New Jersey’s Supreme Court has put an exclamation point to a message it has been sending since 2004, that police interrogators must not destroy notes of interviews with suspects. In State v. Dabas, decided July 30, the court reversed a murder conviction in a case in which a county investigator destroyed his handwritten notes after he prepared a written report of the defendant’s unrecorded portion of his interview. The destruction occurred in 2006, more than a full year after the defendant’s indictment, notwithstanding that the court in separate cases in 2004 and 2005 had expressly disapproved this note-destroying practice. (Even without those prior cases, discovery rules required that the notes be disclosed in the post-indictment discovery package.) Although reversal of a murder conviction is not a step to be taken lightly, we agree with the court’s action — as well as the additional remedy it imposed, namely, that at defendant’s retrial he is entitled to an adverse inference instruction to the jury.
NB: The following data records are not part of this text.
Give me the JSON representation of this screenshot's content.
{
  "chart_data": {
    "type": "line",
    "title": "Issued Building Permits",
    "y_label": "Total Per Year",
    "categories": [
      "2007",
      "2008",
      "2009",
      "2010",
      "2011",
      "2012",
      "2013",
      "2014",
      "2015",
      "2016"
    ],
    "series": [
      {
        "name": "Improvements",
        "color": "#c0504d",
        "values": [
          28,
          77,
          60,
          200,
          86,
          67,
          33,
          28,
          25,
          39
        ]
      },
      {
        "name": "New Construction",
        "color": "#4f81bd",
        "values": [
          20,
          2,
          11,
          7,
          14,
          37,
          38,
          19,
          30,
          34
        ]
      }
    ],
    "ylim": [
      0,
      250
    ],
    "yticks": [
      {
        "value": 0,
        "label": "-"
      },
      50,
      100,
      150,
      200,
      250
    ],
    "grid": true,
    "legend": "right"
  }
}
In Dabas, the defendant was charged with murdering his wife in 2004. An investigator from the Middlesex County Prosecutor’s Office interviewed the defendant, taking handwritten notes of the two-hour, unrecorded conversation. The police then conducted a 15-minute conversation that was recorded on tape. Most of the questions asked of the defendant during the taped interview were leading in nature and had been formed on the basis of the investigator’s handwritten notes from the nontaped portion. In 2006, over a year after the indictment, the investigator prepared a written report of the interview and then destroyed his handwritten notes without providing them in discovery. According to the prosecutor’s office, this was done “in accordance with police practice at the time.” At trial, in 2007, the state convicted defendant in part on the testimony of the investigator who testified about the purported nontaped admissions of defendant.